After a second, she nodded, holding him tighter. “Christmas Eve is only two days away. I’ll see you then.”
He didn’t seem capable of responding, though it took her several tries to extricate herself from the death grip his arms had around her. Once she accomplished that feat, she pulled her skirt back down. Leaving after what they’d just shared felt extremely wrong, so wrong that she could barely lift her finger to press the button that brought the elevator back to life.
It moved downward sluggishly while her pulse beat seven thousand miles an hour in her chest, her head demanding she do the right thing and go home, get some perspective, while her heart screamed at her to turn and run back into his perfect arms.
In the end, her mind won.
“The crazy thing is . . .” he said behind her, almost to himself. “In the end, it was fine, wasn’t it? I guarded this secret like it would set the world on fire. I don’t know what’s going to happen with my father—maybe it will burn his world down. I don’t know. But . . . it’s out there now. The truth. And everything is still standing. The show goes on. Everything just carries on. She didn’t even look at me any differently than she always has.”

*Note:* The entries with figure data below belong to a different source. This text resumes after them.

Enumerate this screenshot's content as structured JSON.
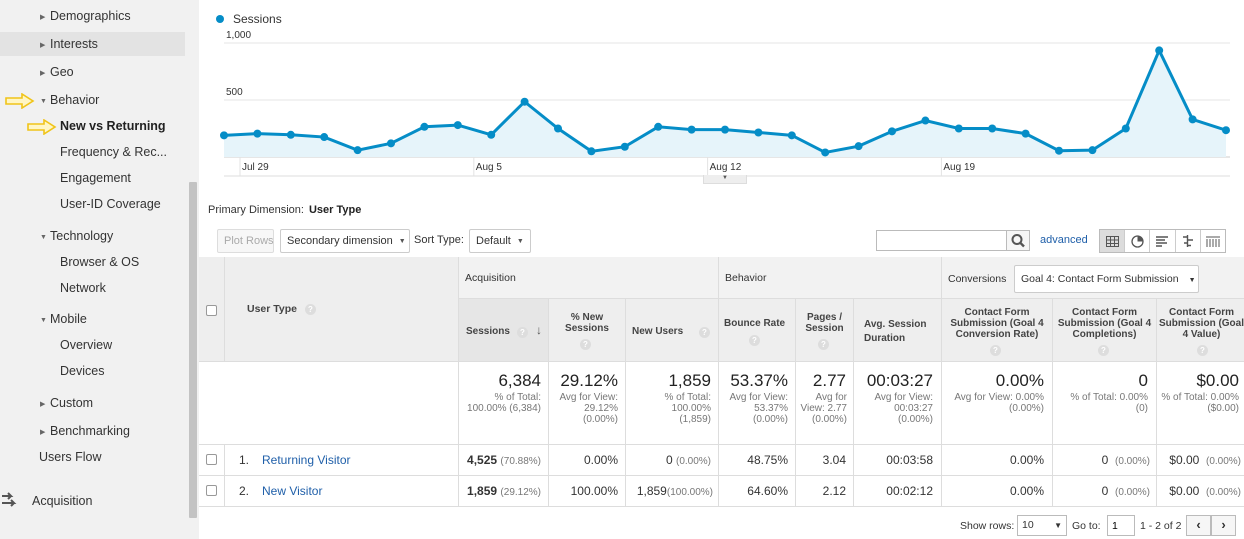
{
  "sidebar": {
    "items": [
      {
        "label": "Demographics"
      },
      {
        "label": "Interests"
      },
      {
        "label": "Geo"
      },
      {
        "label": "Behavior"
      },
      {
        "label": "New vs Returning"
      },
      {
        "label": "Frequency & Rec..."
      },
      {
        "label": "Engagement"
      },
      {
        "label": "User-ID Coverage"
      },
      {
        "label": "Technology"
      },
      {
        "label": "Browser & OS"
      },
      {
        "label": "Network"
      },
      {
        "label": "Mobile"
      },
      {
        "label": "Overview"
      },
      {
        "label": "Devices"
      },
      {
        "label": "Custom"
      },
      {
        "label": "Benchmarking"
      },
      {
        "label": "Users Flow"
      },
      {
        "label": "Acquisition"
      }
    ],
    "arrow_color": "#f5c518",
    "collapsed_icon": "triangle-right-icon",
    "expanded_icon": "triangle-down-icon"
  },
  "chart_data": {
    "type": "area",
    "legend": "Sessions",
    "color": "#058dc7",
    "y_ticks": [
      "1,000",
      "500"
    ],
    "ylim": [
      0,
      1000
    ],
    "x_tick_labels": [
      "Jul 29",
      "Aug 5",
      "Aug 12",
      "Aug 19"
    ],
    "x_tick_positions": [
      0,
      7,
      14,
      21
    ],
    "series": [
      {
        "values": [
          190,
          205,
          195,
          175,
          60,
          120,
          265,
          280,
          195,
          485,
          250,
          50,
          90,
          265,
          240,
          240,
          215,
          190,
          40,
          95,
          225,
          320,
          250,
          250,
          205,
          55,
          60,
          250,
          935,
          330,
          235
        ]
      }
    ]
  },
  "primary_dimension": {
    "label": "Primary Dimension:",
    "value": "User Type"
  },
  "toolbar": {
    "plot_rows": "Plot Rows",
    "secondary_dimension": "Secondary dimension",
    "sort_type_label": "Sort Type:",
    "sort_type_value": "Default",
    "search_placeholder": "",
    "advanced": "advanced"
  },
  "table": {
    "groups": {
      "acquisition": "Acquisition",
      "behavior": "Behavior",
      "conversions": "Conversions",
      "goal_select": "Goal 4: Contact Form Submission"
    },
    "user_type_header": "User Type",
    "columns": [
      "Sessions",
      "% New Sessions",
      "New Users",
      "Bounce Rate",
      "Pages / Session",
      "Avg. Session Duration",
      "Contact Form Submission (Goal 4 Conversion Rate)",
      "Contact Form Submission (Goal 4 Completions)",
      "Contact Form Submission (Goal 4 Value)"
    ],
    "help_icon": "?",
    "totals": [
      {
        "main": "6,384",
        "sub": "% of Total: 100.00% (6,384)"
      },
      {
        "main": "29.12%",
        "sub": "Avg for View: 29.12% (0.00%)"
      },
      {
        "main": "1,859",
        "sub": "% of Total: 100.00% (1,859)"
      },
      {
        "main": "53.37%",
        "sub": "Avg for View: 53.37% (0.00%)"
      },
      {
        "main": "2.77",
        "sub": "Avg for View: 2.77 (0.00%)"
      },
      {
        "main": "00:03:27",
        "sub": "Avg for View: 00:03:27 (0.00%)"
      },
      {
        "main": "0.00%",
        "sub": "Avg for View: 0.00% (0.00%)"
      },
      {
        "main": "0",
        "sub": "% of Total: 0.00% (0)"
      },
      {
        "main": "$0.00",
        "sub": "% of Total: 0.00% ($0.00)"
      }
    ],
    "rows": [
      {
        "index": "1.",
        "name": "Returning Visitor",
        "sessions": "4,525",
        "sessions_pct": "(70.88%)",
        "pct_new": "0.00%",
        "new_users": "0",
        "new_users_pct": "(0.00%)",
        "bounce": "48.75%",
        "pages": "3.04",
        "duration": "00:03:58",
        "conv_rate": "0.00%",
        "completions": "0",
        "completions_pct": "(0.00%)",
        "value": "$0.00",
        "value_pct": "(0.00%)"
      },
      {
        "index": "2.",
        "name": "New Visitor",
        "sessions": "1,859",
        "sessions_pct": "(29.12%)",
        "pct_new": "100.00%",
        "new_users": "1,859",
        "new_users_pct": "(100.00%)",
        "bounce": "64.60%",
        "pages": "2.12",
        "duration": "00:02:12",
        "conv_rate": "0.00%",
        "completions": "0",
        "completions_pct": "(0.00%)",
        "value": "$0.00",
        "value_pct": "(0.00%)"
      }
    ]
  },
  "footer": {
    "show_rows_label": "Show rows:",
    "show_rows_value": "10",
    "goto_label": "Go to:",
    "goto_value": "1",
    "range": "1 - 2 of 2"
  }
}
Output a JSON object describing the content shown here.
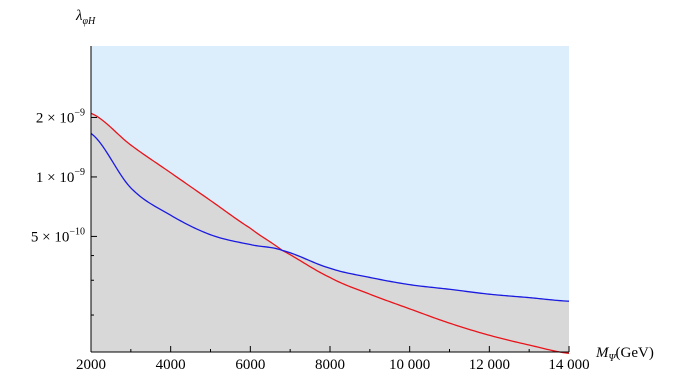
{
  "chart_data": {
    "type": "line",
    "x_axis": {
      "label_symbol": "M",
      "label_sub": "Ψ",
      "label_unit": "(GeV)",
      "range": [
        2000,
        14000
      ],
      "ticks": [
        2000,
        4000,
        6000,
        8000,
        10000,
        12000,
        14000
      ],
      "tick_labels": [
        "2000",
        "4000",
        "6000",
        "8000",
        "10 000",
        "12 000",
        "14 000"
      ]
    },
    "y_axis": {
      "label_symbol": "λ",
      "label_sub": "φH",
      "scale": "log",
      "range": [
        1.3e-10,
        4.6e-09
      ],
      "ticks": [
        {
          "value": 2e-09,
          "mantissa": "2",
          "times": "×",
          "base": "10",
          "exp": "−9"
        },
        {
          "value": 1e-09,
          "mantissa": "1",
          "times": "×",
          "base": "10",
          "exp": "−9"
        },
        {
          "value": 5e-10,
          "mantissa": "5",
          "times": "×",
          "base": "10",
          "exp": "−10"
        }
      ],
      "minor_ticks": [
        2e-10,
        3e-10,
        4e-10
      ]
    },
    "series": [
      {
        "color": "#e8141b",
        "x": [
          2000,
          3000,
          4000,
          5000,
          6000,
          6800,
          8000,
          9000,
          10000,
          11000,
          12000,
          13000,
          14000
        ],
        "y": [
          2.1e-09,
          1.45e-09,
          1.05e-09,
          7.6e-10,
          5.5e-10,
          4.25e-10,
          3.1e-10,
          2.55e-10,
          2.15e-10,
          1.82e-10,
          1.58e-10,
          1.41e-10,
          1.28e-10
        ]
      },
      {
        "color": "#1a1ae0",
        "x": [
          2000,
          3000,
          4000,
          5000,
          6000,
          6800,
          8000,
          9000,
          10000,
          11000,
          12000,
          13000,
          14000
        ],
        "y": [
          1.66e-09,
          8.8e-10,
          6.4e-10,
          5.1e-10,
          4.55e-10,
          4.25e-10,
          3.45e-10,
          3.1e-10,
          2.85e-10,
          2.7e-10,
          2.55e-10,
          2.45e-10,
          2.35e-10
        ]
      }
    ],
    "regions": [
      {
        "kind": "above_max",
        "color": "#dceefc"
      },
      {
        "kind": "below_max",
        "color": "#d8d8d8"
      }
    ],
    "grid": false
  }
}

“Love doesn’t come and go that easily, Beat. You need to believe you can lean on it, even when you have to lean really hard.” Melody swallowed the lump in her throat. “I think maybe the people who love us want to be tested and leaned on sometimes, so they can show us how much we mean. Expressing love and trust is a gift to the person who receives it.”
His chest dipped and expanded. “I’ll give those things to you, Melody Gallard. Every day. If you let me back in.”
“When,” she whispered. “When. You’ll have to trust me on that.”
Beat sucked in a breath and nodded, falling back against the elevator wall to watch her leave through bloodshot eyes.